中華人民共和国北部戦区いわゆる旧・瀋陽戦区の飛び地でもあり今は女真帝国と呼ぶ満州族の軍隊が支配していた飛び地。
2年前、北部戦区が女真帝国に独立。
この厦門の飛び地を占拠し人民共和国東部戦区と徹底抗戦していたが、初期のシラス加盟国軍、日本・米国・波蘭(ポーランド)・英国・仏国の勧めで多数の住民と共に、満州地区に撤退したのだ。
そんな事情のある厦門という土地。
その国境都市厦門にAXISの正規軍、人民解放軍、中央委員会直属の機甲部隊が続々と大集結していた。
朝から厦門市の市民は、観光フェリーや車で早朝から避難を始めていた。
噂が噂を呼び、帝国政府の避難勧告が一切されない中で自主避難を始めていたのだ。
大陸方面へぎっしりならぶ車やバス、そして徒歩で避難する市民の行列。
それが大陸方面まで続いていたのだ。
その反対の車線に戦車タイプの155ミリ自走榴弾砲の大群が、逆に走り抜けて来ていた。
大型コンテナ軍用トラックで運ばれる機動モービルのHARMOR、機動歩兵のWALKERが満載された兵員武装装甲車、巡航ミサイル搭載車、対艦ミサイル、対空ミサイルの車両が数珠つなぎで走行している。

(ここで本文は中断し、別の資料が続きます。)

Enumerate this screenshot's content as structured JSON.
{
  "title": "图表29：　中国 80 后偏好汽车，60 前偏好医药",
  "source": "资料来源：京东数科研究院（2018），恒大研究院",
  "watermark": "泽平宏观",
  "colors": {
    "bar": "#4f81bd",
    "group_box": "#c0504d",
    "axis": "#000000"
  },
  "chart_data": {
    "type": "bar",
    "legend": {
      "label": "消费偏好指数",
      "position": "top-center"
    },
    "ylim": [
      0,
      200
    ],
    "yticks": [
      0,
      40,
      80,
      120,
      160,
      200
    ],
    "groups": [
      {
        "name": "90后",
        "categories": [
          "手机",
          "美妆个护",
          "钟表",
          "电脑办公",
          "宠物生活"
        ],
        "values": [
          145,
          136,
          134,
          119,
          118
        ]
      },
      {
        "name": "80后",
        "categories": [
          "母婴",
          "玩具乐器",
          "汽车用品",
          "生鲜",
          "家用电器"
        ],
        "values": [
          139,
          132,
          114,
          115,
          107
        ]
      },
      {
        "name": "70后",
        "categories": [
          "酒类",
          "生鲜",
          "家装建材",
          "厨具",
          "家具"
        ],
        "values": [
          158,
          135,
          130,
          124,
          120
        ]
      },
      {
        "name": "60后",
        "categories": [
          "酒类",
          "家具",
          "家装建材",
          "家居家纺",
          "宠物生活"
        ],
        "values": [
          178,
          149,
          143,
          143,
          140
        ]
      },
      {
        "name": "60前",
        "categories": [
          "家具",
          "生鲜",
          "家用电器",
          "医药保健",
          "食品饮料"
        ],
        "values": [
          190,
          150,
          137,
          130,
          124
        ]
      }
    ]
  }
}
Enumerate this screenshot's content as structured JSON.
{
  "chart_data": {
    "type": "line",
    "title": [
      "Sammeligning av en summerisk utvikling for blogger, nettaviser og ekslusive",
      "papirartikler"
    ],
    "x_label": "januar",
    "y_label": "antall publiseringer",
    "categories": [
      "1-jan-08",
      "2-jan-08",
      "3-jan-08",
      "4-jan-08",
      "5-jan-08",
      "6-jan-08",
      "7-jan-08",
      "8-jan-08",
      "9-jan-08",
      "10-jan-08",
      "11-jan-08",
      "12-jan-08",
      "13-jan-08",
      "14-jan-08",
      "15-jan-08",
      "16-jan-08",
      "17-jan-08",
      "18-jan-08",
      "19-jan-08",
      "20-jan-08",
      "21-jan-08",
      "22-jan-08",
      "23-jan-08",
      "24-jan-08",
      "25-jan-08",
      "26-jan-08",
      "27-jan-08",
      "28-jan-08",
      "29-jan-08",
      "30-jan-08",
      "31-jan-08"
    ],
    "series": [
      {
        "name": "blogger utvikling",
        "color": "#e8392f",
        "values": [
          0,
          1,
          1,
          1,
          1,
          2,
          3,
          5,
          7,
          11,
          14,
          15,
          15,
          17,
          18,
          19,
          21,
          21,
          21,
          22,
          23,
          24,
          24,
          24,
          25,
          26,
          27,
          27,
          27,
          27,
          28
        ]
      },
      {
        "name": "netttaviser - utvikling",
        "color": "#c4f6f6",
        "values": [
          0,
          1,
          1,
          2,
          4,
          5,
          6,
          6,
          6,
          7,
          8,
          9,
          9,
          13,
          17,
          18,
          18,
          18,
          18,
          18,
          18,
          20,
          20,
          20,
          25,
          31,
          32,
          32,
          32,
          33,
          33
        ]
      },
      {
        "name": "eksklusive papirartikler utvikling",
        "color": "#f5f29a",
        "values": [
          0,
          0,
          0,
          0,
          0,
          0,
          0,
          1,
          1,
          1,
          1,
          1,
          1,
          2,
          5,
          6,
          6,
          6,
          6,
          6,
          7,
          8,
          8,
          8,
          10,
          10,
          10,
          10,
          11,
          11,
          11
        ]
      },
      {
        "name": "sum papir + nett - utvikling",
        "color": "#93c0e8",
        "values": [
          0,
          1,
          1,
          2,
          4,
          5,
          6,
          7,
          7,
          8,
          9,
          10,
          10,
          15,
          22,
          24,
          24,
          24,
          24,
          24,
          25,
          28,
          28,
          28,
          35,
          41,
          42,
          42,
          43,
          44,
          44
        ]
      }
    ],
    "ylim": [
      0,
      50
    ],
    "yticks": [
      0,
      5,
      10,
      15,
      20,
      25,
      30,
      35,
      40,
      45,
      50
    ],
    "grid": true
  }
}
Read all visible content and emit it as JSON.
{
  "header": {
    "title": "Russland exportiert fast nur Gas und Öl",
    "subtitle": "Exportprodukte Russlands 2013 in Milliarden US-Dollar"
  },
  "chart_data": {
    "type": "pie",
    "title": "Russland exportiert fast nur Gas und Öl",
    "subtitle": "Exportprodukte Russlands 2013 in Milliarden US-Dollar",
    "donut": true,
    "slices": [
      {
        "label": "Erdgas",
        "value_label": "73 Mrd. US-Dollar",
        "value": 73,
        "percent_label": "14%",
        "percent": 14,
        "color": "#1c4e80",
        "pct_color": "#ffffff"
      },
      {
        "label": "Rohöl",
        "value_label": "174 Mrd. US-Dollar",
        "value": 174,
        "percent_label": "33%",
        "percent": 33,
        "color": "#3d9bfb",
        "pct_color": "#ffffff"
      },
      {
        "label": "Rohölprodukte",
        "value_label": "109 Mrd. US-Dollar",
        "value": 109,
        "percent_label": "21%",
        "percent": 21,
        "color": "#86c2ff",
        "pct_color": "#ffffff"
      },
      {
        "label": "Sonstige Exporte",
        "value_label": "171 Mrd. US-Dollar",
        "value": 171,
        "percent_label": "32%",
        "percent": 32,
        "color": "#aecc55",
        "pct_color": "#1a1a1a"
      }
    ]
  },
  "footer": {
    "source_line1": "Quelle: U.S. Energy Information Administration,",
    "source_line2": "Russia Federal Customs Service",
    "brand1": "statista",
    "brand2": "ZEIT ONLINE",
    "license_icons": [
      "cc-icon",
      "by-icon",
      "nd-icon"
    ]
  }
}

その人民解放軍の兵器の長い車列に目を見張る避難民たち。
「また、長い、長い砲撃戦が始まるのかね。もう、うんざり。」
「やっぱり厦門は……もう、懲りないわね。」
「あなたはどうするの?」
「はははっ。生きて、たどり着けたらだけど。ははっ。もうさ、大連の息子と娘の所に行くわ。」
「歩いて大連って!わー遠い。陸で行くの?船で遼東半島に渡るの?でも、途中で解放軍に撃たれない?」
「皇帝(愛新覚羅溥儀 新女真帝國皇帝)は満州の人民を誰一人見捨てないわ。大丈夫よ。」
「私もついて行こうかなぁ。でもこんな軍の列は初めて見るわ。」
「もう、見てるだけで具合が悪くなる。うんざり。2年前、一緒に家族と満州に行けばよかった。もう、後悔。もう面倒くさい。観光客を当てにして、商売なんて。あはは。もう、大失敗。」
「でも、この軍隊の列。何処まで続いてるの?もう、私もうんざりよ。」
避難民の中の多くいる高齢者達が、思い思いのゼスチャーをしてからゆっくり歩き始めた。